To Alan Garber & John Manning:
As
a member of the law faculty (and, not for nothing, a professor of the
First Amendment), I am writing you to express my strong opposition to
any "settlement" with the Trump Administration. Harvard has been a
beacon for academic freedom, and that means that even if Harvard's
administration believes that it is getting a "good" deal, any "deal"
will be used to extort more concessions and destroy academic freedom
elsewhere. This is not how the leading US university should behave.
Moreover,
as every trade partner has seen—as Columbia University has seen—as the
recission package passed by Congress despite promises to the contrary
has shown--there are no "deals" with authoritarians of this stripe. This
administration is both unwilling and unable to keep its word. Russ
Vought and his ilk are not going to release money, and even if the money
previously owed is released without a court order, there will be more
demands and less money next time.
Instead,
the administration's acts against George Mason's faculty suggests that
individual professors are next, and our students are already at risk.

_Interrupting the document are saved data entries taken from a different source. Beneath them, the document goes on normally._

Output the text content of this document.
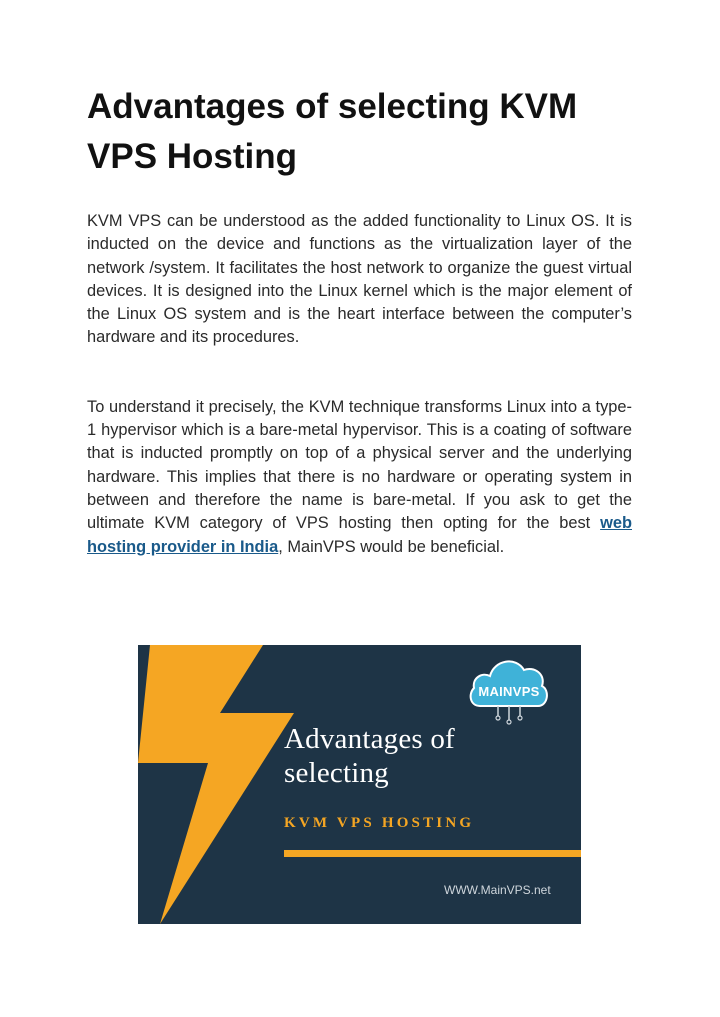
Advantages of selecting KVM VPS Hosting

KVM VPS can be understood as the added functionality to Linux OS. It is inducted on the device and functions as the virtualization layer of the network /system. It facilitates the host network to organize the guest virtual devices. It is designed into the Linux kernel which is the major element of the Linux OS system and is the heart interface between the computer’s hardware and its procedures.

To understand it precisely, the KVM technique transforms Linux into a type-1 hypervisor which is a bare-metal hypervisor. This is a coating of software that is inducted promptly on top of a physical server and the underlying hardware. This implies that there is no hardware or operating system in between and therefore the name is bare-metal. If you ask to get the ultimate KVM category of VPS hosting then opting for the best web hosting provider in India, MainVPS would be beneficial.

MAINVPS
Advantages of
selecting
KVM VPS HOSTING
WWW.MainVPS.net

Protecting Harvard requires protecting its faculty and students from
government thought control. This cannot be accomplished merely by saying
in a statement that the university has retained academic freedom, if it
is accompanied by concessions to people who hate higher education and
want to destroy it. If you sign an agreement with these people, will
appointments and admissions be actually free to follow the pursuit of
academic excellence according to the law on the books? Or will a threat
hang over every decision? If you sign an agreement, will it still be
likely that you'll wake up to find that we can't have international
students any more until we do just one more thing to root out whatever
they've decided is too "woke"?
I
understand you must be under a huge amount of pressure. If the US does
not retain its democratic institutions, let it be without your consent
and with your resistance. If the US does survive as a democracy, we will
all remember what side Harvard was on.